Сухбат Афлатуни. Поклонение волхвов

Сухбат Афлатуни. Поклонение волхвов

  • Сухбат Афлатуни. Поклонение волхвов. — М.: Рипол Классик, 2015. — 720 с.

    Временной размах — от середины 19 века до наших дней. Географическая дистанция — от Петербурга до Киргизии и Японии. Среди героев — петрашевцы, члены мистической секты, представители царской фамилии. «Поклонение волхвов» — сложносочиненный и хитросплетенный роман Сухбата Афлатуни о нескольких поколениях незаурядной семьи Триярских, члены которой проделывают путь истинных русских интеллигентов — от слепой веры в революционные идеи до столкновения с реальным народом, которого они совершенно не знали. Семейная и любовная драма, историческое повествование и библейское предание о рождении Иисуса — все эти линии романа пересекаются, отражая друг друга, как в зеркале.

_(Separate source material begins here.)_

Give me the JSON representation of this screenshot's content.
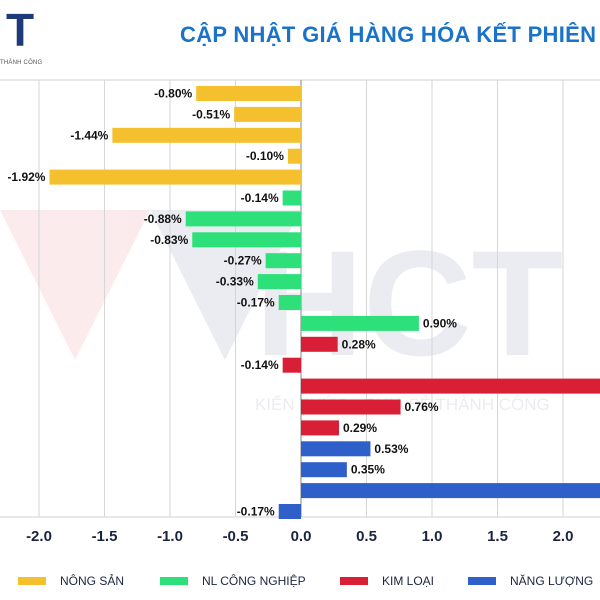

    Вифлеем, 19 октября 1847 года

    Вечером — случилось.

    Братья францисканцы напали на греческого епископа и монастырского врача. Те бросились бежать; попытались укрыться в базилике Рождества, распахиваются двери — армяне-священники тихо служат вечерю. В храме — лица, много католиков, есть и православные, шевелятся в молитве бороды русских паломников.

    Заварилась суматоха!

    По донесению русского консула, «католики набросились не только на бегущего епископа, но и на бывших в храме армян». Во время погрома, по сообщению консула, из пещеры Рождественского собора была похищена Серебряная звезда, указывавшая место Рождества Христова. Звезда принадлежала грекам, подтверждая их право на владение этим местом. Из вертепа были также вынесены греческая лампада и греческий алтарь.

    Греки и армяне хлынули с жалобой к наместнику паши в Иерусалиме, но застали у него толмача латинского монастыря, вручавшего протест от имени католиков. Поднялась тяжба; католикам содействовал французский консул, грекам, понятно, русский. Допросили всех. Русские паломники твердили, что ничего не видели, стоял шум великий, и что никакой Звезды отродясь в руках не держали…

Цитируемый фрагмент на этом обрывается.